Après un podcast et un talk à Devoxx France qui retranscrivent les enjeux globaux et les premiers pas de leur démarche, Thomas aborde aujourd’hui un point crucial et déterminant dans la réussite de cette prise d’autonomie par les équipes de la scale-up lyonnaise.

Ce matin dans le métro, je suis debout au milieu d’une rame bondée. Au moment où les gens se décident à sortir massivement de la rame pour une station qui n’est pas la mienne, je suis coincé par un flux sortant de gens à ma droite, un autre flux de gens sortant sur ma gauche, et un poteau central dans le dos. Je ne peux en aucun cas me déplacer, seulement me décaler légèrement pour laisser soit le flux de droite, soit le flux de gauche passer plus vite. Dans ce contexte, une personne du flux de droite qui aimerait sortir encore plus vite, commence à râler à la française (le fameux “Rrrrr !”) et à me regarder comme si j’étais incapable de comprendre qu’il fallait que je me décale encore plus pour laisser sortir plus vite les gens de sa file 😆

Jusqu’à ce que je lui fasse remarquer ouvertement, cette personne qui râlait avait juste oublié que je devais également composer avec une autre file (et un poteau central).

De l’importance d’avoir une vision globale

Cette mécommunication dans le métro me fait un peu penser à certains problèmes qui peuvent se produire lorsqu’on tente de promouvoir l’autonomie dans une structure qui grossit vite. C’est le cas chez nous, qui avons quitté le rang de startup pour devenir une scale up (c.ad. une startup qui a validé son MVP, son business model et qui croît intensivement).

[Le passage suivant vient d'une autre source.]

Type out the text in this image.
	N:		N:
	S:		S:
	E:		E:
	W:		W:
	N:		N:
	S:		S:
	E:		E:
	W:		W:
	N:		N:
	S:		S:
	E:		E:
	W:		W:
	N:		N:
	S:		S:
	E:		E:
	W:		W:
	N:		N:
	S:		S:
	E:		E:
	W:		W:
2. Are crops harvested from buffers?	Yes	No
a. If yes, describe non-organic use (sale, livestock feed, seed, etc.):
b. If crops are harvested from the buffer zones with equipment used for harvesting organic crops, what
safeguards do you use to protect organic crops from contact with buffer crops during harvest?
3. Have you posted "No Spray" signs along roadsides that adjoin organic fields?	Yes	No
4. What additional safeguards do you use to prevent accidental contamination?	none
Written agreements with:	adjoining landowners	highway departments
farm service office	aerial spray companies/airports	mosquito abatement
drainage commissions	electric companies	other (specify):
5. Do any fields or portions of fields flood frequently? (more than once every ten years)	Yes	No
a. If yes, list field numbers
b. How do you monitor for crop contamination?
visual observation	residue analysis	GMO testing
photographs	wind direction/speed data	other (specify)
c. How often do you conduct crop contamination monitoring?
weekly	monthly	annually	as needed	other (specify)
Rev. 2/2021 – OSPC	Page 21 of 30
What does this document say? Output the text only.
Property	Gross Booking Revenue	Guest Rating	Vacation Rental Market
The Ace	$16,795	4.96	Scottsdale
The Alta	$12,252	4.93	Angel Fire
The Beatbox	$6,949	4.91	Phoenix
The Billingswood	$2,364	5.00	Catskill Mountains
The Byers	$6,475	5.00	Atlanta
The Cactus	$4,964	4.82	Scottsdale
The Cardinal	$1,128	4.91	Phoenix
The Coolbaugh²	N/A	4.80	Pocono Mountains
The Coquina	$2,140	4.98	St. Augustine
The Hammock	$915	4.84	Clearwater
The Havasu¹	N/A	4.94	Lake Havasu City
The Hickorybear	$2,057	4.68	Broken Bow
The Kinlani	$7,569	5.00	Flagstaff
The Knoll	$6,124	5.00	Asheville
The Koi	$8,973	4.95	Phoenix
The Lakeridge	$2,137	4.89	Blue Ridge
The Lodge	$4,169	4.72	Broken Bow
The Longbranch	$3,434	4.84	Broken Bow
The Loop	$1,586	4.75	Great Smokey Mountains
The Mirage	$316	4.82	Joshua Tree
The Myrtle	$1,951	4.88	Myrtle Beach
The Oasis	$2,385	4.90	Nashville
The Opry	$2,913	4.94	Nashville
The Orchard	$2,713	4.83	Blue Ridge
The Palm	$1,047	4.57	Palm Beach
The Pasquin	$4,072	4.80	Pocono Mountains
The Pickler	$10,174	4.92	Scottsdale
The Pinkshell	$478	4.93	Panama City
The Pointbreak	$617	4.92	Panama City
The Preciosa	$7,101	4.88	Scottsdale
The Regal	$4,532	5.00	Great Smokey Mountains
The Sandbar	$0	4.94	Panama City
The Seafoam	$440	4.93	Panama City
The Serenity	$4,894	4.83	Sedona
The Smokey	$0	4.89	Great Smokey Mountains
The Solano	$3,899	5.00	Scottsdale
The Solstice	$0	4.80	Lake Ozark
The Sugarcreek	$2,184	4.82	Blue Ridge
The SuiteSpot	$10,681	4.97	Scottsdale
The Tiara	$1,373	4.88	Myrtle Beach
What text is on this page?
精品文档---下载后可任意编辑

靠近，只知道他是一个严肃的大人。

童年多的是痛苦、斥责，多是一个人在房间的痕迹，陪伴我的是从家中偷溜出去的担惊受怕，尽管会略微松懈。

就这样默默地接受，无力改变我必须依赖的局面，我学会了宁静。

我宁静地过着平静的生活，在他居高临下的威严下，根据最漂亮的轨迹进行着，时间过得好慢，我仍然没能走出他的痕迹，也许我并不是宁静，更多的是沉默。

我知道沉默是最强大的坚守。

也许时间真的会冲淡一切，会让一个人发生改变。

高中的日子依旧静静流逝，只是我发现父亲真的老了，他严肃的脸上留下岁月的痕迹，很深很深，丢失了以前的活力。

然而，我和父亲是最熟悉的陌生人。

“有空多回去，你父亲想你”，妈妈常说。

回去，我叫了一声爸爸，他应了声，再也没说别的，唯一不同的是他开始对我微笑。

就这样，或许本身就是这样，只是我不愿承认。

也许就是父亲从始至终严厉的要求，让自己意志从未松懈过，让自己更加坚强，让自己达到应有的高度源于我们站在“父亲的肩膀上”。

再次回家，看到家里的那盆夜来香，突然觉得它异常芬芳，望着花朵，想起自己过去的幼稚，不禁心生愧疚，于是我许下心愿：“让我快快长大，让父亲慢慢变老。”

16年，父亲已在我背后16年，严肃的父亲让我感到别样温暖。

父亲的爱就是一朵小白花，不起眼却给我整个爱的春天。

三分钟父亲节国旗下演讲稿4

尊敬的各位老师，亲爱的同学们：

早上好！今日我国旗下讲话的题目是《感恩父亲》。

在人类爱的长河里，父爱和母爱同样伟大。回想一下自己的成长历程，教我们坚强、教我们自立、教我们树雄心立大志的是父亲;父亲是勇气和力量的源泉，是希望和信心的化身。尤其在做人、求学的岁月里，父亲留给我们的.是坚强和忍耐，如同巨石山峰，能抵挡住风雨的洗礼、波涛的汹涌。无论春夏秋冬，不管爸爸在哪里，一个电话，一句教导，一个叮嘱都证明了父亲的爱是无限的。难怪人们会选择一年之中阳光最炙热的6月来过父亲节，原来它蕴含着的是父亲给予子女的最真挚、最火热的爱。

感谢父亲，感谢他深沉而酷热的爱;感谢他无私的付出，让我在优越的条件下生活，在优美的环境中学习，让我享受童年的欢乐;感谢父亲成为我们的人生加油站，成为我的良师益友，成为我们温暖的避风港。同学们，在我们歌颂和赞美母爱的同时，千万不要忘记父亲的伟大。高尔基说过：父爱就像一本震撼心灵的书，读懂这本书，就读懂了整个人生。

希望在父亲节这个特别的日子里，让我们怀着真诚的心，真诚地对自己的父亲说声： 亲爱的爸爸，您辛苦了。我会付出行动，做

Dans un tel contexte, l’autonomie des gens et des équipes est un vecteur d’efficacité et d’engagement indispensable. Mais rudement complexe à mettre en place.

Quand on aborde le sujet de l’autonomie des équipes, tout le monde pense très naturellement à l’importance de la communication top-down en provenance du top management. Il est vrai que sans information à jour sur le contexte global et sur la stratégie de l’entreprise, il est impossible pour quiconque de prendre des décisions locales pertinentes. Et sans prises de décisions locales pertinentes, l’organisation ne pourra pas aller très loin ni très vite (je vous laisse imaginer l’efficacité d’une organisation conséquente qui, au contraire, ferait valider chacune des décisions locales par le top management…). Ceci, tout le monde arrive à le comprendre.

En revanche, rares sont les personnes qui prennent vraiment conscience que les autres équipes aux alentours sont tout aussi tributaires de leurs communications à elles.

L’autonomie, un concept plus complexe qu’il n’y paraît

L’autonomie est un des concepts les plus difficiles à appréhender finalement. Très souvent, on ne voit que le petit bout de notre lorgnette.

On confond facilement Autonomie avec Indépendance (voire Isolement).

Genre : on prend des infos, et on part bosser tout seul dans notre coin. Il n’en est rien. L’autonomie est finalement un enjeu de transparence et de synchronisation pour toutes et tous.

En effet, dans un monde en perpétuelle évolution, il est indispensable de rester connectés les uns avec les autres et d’être capables de nous ajuster en permanence.

Mais sans savoir ce que font les autres, comment s’ajuster au mieux ?

J’utilise souvent la métaphore de barques sur un lac avec mes équipes.

Imaginons que chaque équipe soit une des nombreuses barques sur un lac. Nous connaissons toutes et tous l’objectif qui a été partagé au préalable : « il faut qu’on se rende sur cette île à l’autre bout du lac ». Maintenant il faut juste y aller, ensemble.

Et bien si je décide soudainement sur ma barque de tourner violemment à tribord sans prévenir mes collègues aux alentours, je risque très certainement de faire chavirer la barque qui se trouve collée à la mienne dans cette direction. Si en plus ils sont en train de se prendre en selfie sur le bord de leur barque, je risque même d’en faire tomber plus d’un à l’eau au passage. Oups.

Un nouveau shazam: le « j’ai l’intention de… »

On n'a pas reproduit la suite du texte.